An interesting and worthwhile idea. The power of this would be to show that is generalizable to other studies. ie that other studies can define "an extensive online prescreening and eligibility process with participant-facing questionnaires to guide potential participants to self-report key eligibility-related questions" and that the automated algorithm can classify the results as you describe above. To show this, I would suggest focusing the metrics on demonstrating interest and applicability to at least one other research study.

This seems like an important issue and an innovative approach. I've done some work on trials recruitment for therapeutic trials in cancer, and in that realm the provider-patient relationship is key as providers tend to recruit their own patients. So the system is inefficient and clunky, but I'm not sure how else it could work. For that reason, this proposal would be even more compelling if you discussed what kinds of clinical research faces this problem of internet "over-interest" and demonstrate that websites are generating significant traction in recruitment. An earlier comment mentioned breastcancertrials.org Given the site's longevity, I assume it is generating traction but I'm curious to know more about which studies would benefit from this kind of approach.

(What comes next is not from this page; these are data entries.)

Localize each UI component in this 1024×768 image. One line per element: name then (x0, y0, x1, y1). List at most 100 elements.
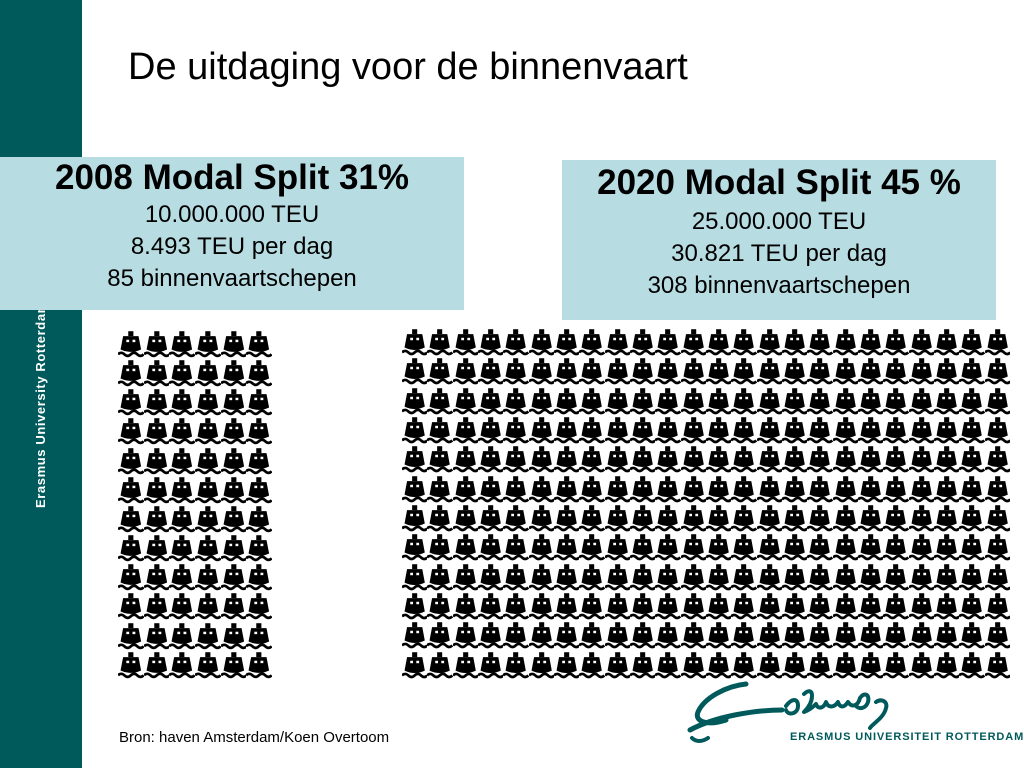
ship-icon (169, 389, 195, 416)
ship-icon (452, 563, 478, 590)
ship-icon (807, 358, 833, 385)
stat-line-teu-2008: 10.000.000 TEU (144, 201, 320, 228)
ship-icon (655, 417, 681, 444)
ship-icon (807, 563, 833, 590)
ship-icon (883, 651, 909, 678)
ship-icon (908, 505, 934, 532)
ship-icon (220, 506, 247, 533)
ship-icon (934, 446, 960, 473)
ship-icon (680, 387, 706, 414)
ship-icon (655, 387, 681, 414)
ship-icon (782, 329, 808, 356)
ship-icon (630, 563, 656, 590)
ship-icon (194, 477, 221, 503)
ship-icon (756, 651, 782, 678)
ship-icon (143, 418, 170, 445)
ship-icon (402, 505, 428, 532)
ship-icon (503, 417, 529, 444)
ship-icon (731, 651, 757, 678)
ship-icon (883, 563, 909, 590)
ship-icon (478, 651, 504, 678)
ship-icon (402, 593, 428, 620)
ship-icon (604, 358, 630, 385)
ship-icon (452, 651, 478, 678)
ship-icon (478, 593, 504, 620)
ship-icon (756, 534, 782, 561)
ship-icon (731, 329, 757, 356)
ship-icon (883, 417, 909, 444)
ship-icon (604, 505, 630, 532)
sidebar-label: Erasmus University Rotterdam (33, 308, 48, 508)
ship-icon (220, 418, 247, 445)
ship-icon (934, 593, 960, 620)
ship-icon (655, 534, 681, 561)
ship-icon (883, 534, 909, 561)
ship-icon (220, 477, 247, 503)
ship-icon (680, 563, 706, 590)
ship-icon (220, 652, 247, 678)
ship-icon (655, 622, 681, 649)
ship-icon (118, 331, 144, 358)
ship-icon (118, 652, 144, 678)
ship-icon (782, 534, 808, 561)
ship-icon (246, 331, 272, 358)
ship-icon (630, 593, 656, 620)
ship-icon (858, 417, 884, 444)
ship-icon (731, 505, 757, 532)
ship-icon (503, 563, 529, 590)
ship-icon (630, 446, 656, 473)
ship-icon (579, 475, 605, 502)
ship-icon (756, 446, 782, 473)
ship-icon (427, 475, 453, 502)
ship-icon (143, 360, 170, 387)
ship-icon (528, 593, 554, 620)
ship-icon (680, 505, 706, 532)
ship-icon (220, 447, 247, 474)
ship-icon (630, 505, 656, 532)
ship-icon (706, 417, 732, 444)
ship-icon (604, 387, 630, 414)
ship-icon (680, 622, 706, 649)
ship-icon (503, 358, 529, 385)
ship-icon (452, 358, 478, 385)
ship-icon (604, 563, 630, 590)
ship-icon (478, 417, 504, 444)
ship-icon (478, 505, 504, 532)
ship-icon (934, 387, 960, 414)
ship-icon (528, 417, 554, 444)
logo-caption: ERASMUS UNIVERSITEIT ROTTERDAM (790, 731, 1024, 743)
ship-icon (832, 563, 858, 590)
ship-icon (143, 652, 170, 678)
ship-icon (858, 534, 884, 561)
ship-icon (706, 475, 732, 502)
ship-icon (118, 418, 144, 445)
ship-icon (756, 387, 782, 414)
ship-icon (503, 534, 529, 561)
ship-icon (169, 652, 195, 678)
ship-icon (731, 475, 757, 502)
ship-icon (807, 593, 833, 620)
ship-icon (959, 563, 985, 590)
ship-icon (402, 563, 428, 590)
ship-icon (427, 446, 453, 473)
ship-icon (858, 651, 884, 678)
ship-icon (934, 475, 960, 502)
ship-icon (503, 651, 529, 678)
ship-icon (959, 387, 985, 414)
ship-icon (782, 358, 808, 385)
ship-icon (246, 622, 272, 649)
ship-icon (143, 622, 170, 649)
ship-icon (503, 475, 529, 502)
ship-icon (579, 329, 605, 356)
ship-icon (630, 387, 656, 414)
ship-icon (554, 446, 580, 473)
ship-icon (706, 651, 732, 678)
ship-icon (169, 477, 195, 503)
ship-icon (756, 593, 782, 620)
ship-icon (908, 534, 934, 561)
ship-icon (984, 329, 1010, 356)
ship-icon (908, 593, 934, 620)
ship-icon (756, 563, 782, 590)
ship-icon (402, 534, 428, 561)
ship-icon (984, 446, 1010, 473)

Yes, the patterns of recruitment may be subject matter specific to a certain extent. For instance, we have had a large response to a Phase I/II clinical trial of a modified stem cell therapy for chronic stroke (stemcellstudy.ucsf.edu)-- a condition with a large pool or potential participants, few alternative therapies, and great (but as yet unrealized) interest in cell-based therapies by the lay-public. Many interested participants do not meet the narrow eligibility criteria and others are interested in cell-based clinical trials for other clinical indications. Here over three month, we have had 27,000 hits and over 500 have completed an extensive online eligibility questionnaire, and about 50 have screened preliminarily eligible.

Worthwhile idea and nice addition to our ongoing efforts to ramp up research participant recruitment services.